Lors d’évènements historiques importants, on constate souvent combien les acteurs de l’époque n’ont pas vu venir les phénomènes, ont ignoré les signes avant-coureurs ou se sont aveuglés. Pour quelques Churchill, combien de Daladier? Aujourd’hui, malgré l’instantanéité et la masse des informations, la perspicacité des hommes est encore et toujours prise en défaut. Pour preuve, la campagne présidentielle française où la question la plus importante n’est pas celle qui est mise en avant.

Les démêlés de justice de François Fillon sont simplement le signe d’un laxisme de l’Etat à tous les niveaux, chose connue depuis longtemps et dont il est hypocrite de s’étonner. La preuve de cette absence de contrôle, complice ou complaisante, c’est que les données de Bercy sont arrivées au Canard Enchaîné dix ans après les faits, juste à point nommé. Il est facile d’en déduire que, si l’homme ne s’était pas présenté à la candidature suprême, il n’aurait jamais été inquiété, comme ne le seront jamais tous ses collègues relevant des mêmes actes, et comme sont passés sous le tapis la moitié des scandales dénoncés annuellement par la Cour des comptes.

Ce que disent les sondages

Non, ce qui se donne à voir en France actuellement, c’est le délitement des piliers de la démocratie avec l’affaissement simultané des partis politiques, des médias, des parlementaires, du gouvernement et de la justice. Pourtant, le refus d’en prendre acte continue alors que les symptômes sont connus depuis longtemps. En effet, depuis plus de dix ans, en France mais ailleurs aussi, les sondages mesurant le crédit accordé par les populations aux acteurs de la vie publique, placent alternativement en dernier et en avant dernier les médias et les partis. Ils obtiennent respectivement 24% et 11% d’indice de confiance dans la dernière étude en date, réalisée en 2016 sous l’égide de Sciences Po. Des premiers, on met en doute la véracité et l’objectivité des informations qu’ils diffusent, des seconds leur capacité d’entendre les préoccupations du peuple et d’y répondre. Cependant, au lieu de tenir compte dès leur apparition de ces avertissements réitérés, médias et élus déplorent à grands cris l’émergence d’un populisme dont ils sont coresponsables.
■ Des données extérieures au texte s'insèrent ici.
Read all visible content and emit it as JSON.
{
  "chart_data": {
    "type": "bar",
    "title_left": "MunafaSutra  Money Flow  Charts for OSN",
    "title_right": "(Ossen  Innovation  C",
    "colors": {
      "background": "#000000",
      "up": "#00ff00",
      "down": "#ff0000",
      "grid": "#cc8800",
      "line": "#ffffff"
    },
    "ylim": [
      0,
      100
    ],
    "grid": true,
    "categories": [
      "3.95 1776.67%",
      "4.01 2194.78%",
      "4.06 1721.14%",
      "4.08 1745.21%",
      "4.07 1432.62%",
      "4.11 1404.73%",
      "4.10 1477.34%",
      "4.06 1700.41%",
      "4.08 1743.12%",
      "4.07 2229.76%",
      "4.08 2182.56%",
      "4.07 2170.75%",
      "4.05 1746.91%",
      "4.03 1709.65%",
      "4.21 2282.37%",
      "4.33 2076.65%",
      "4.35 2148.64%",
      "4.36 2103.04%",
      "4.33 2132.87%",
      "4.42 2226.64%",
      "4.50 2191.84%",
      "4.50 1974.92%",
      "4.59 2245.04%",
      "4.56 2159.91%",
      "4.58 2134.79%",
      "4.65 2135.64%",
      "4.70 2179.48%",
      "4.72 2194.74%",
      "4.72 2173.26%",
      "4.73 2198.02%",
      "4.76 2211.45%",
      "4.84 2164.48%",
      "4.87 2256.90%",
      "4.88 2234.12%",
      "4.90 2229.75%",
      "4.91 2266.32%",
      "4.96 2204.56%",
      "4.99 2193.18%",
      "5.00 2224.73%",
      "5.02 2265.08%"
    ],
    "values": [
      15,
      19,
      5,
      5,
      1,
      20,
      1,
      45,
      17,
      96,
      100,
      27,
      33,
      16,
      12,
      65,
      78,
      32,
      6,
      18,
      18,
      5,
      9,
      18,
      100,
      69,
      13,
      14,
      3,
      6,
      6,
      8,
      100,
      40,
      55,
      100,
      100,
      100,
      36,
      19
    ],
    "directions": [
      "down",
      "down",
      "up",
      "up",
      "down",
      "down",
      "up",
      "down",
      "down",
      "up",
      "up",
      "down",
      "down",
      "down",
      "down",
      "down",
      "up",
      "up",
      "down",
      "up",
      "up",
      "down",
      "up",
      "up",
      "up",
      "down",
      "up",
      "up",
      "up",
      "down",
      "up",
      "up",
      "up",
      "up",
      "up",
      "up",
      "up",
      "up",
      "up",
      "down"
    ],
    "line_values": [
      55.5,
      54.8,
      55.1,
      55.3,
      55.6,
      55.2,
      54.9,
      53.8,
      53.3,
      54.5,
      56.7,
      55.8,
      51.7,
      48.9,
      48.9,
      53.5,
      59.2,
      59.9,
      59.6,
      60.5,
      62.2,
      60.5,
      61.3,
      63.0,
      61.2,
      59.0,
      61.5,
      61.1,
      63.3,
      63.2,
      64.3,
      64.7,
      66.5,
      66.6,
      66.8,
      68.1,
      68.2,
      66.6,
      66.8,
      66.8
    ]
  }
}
Traitons pour commencer des partis politiques. Leur rôle essentiel est double. D’une part établir un corpus idéologique pérenne et le faire évoluer si nécessaire en associant au sein d’une même famille des courants similaires mais non semblables. D’autre part, détecter, choisir et former des candidats pour les présenter aux charges électives. En organisant des primaires, les socialistes tout d’abord, puis sottement les Républicains, ont mis à mal ces deux fonctions primordiales au point qu’ils en sortent très affaiblis. Ils ont concédé au citoyen le choix du candidat à l’élection présidentielle et, ce faisant, ils ont accepté de révéler au grand jour la profondeur de leurs différends dogmatiques. Ces dissensions ont évidemment toujours existé mais leur étalage les renforce en favorisant l’émergence de chapelles et en instrumentalisant les égos…

La prise en main par le peuple

C’est ainsi que les primaires, sous prétexte de faire avancer la démocratie, la mettent à mal. Quant à la manifestation du Trocadéro, elle a achevé la prise en main par le peuple de ce qui relevait du parti Les Républicains en pesant lourdement sur son choix de soutenir Fillon. Outre que la France, dont les institutions sont fondées sur le bipartisme, se retrouve depuis quelques années déjà avec trois grands partis de poids approximativement égal, elle compte désormais une gauche divisée en trois tendances irréconciliables au point que, si Macron devient président, En Marche deviendra certainement le socle d’un PS refondé, éjectant ainsi Hamon, candidat frondeur du PS.

La semaine prochaine, je me permettrai de revenir sur la situation française pour traiter des autres acteurs chahutés de la démocratie, dont les médias qui sont aussi à la peine.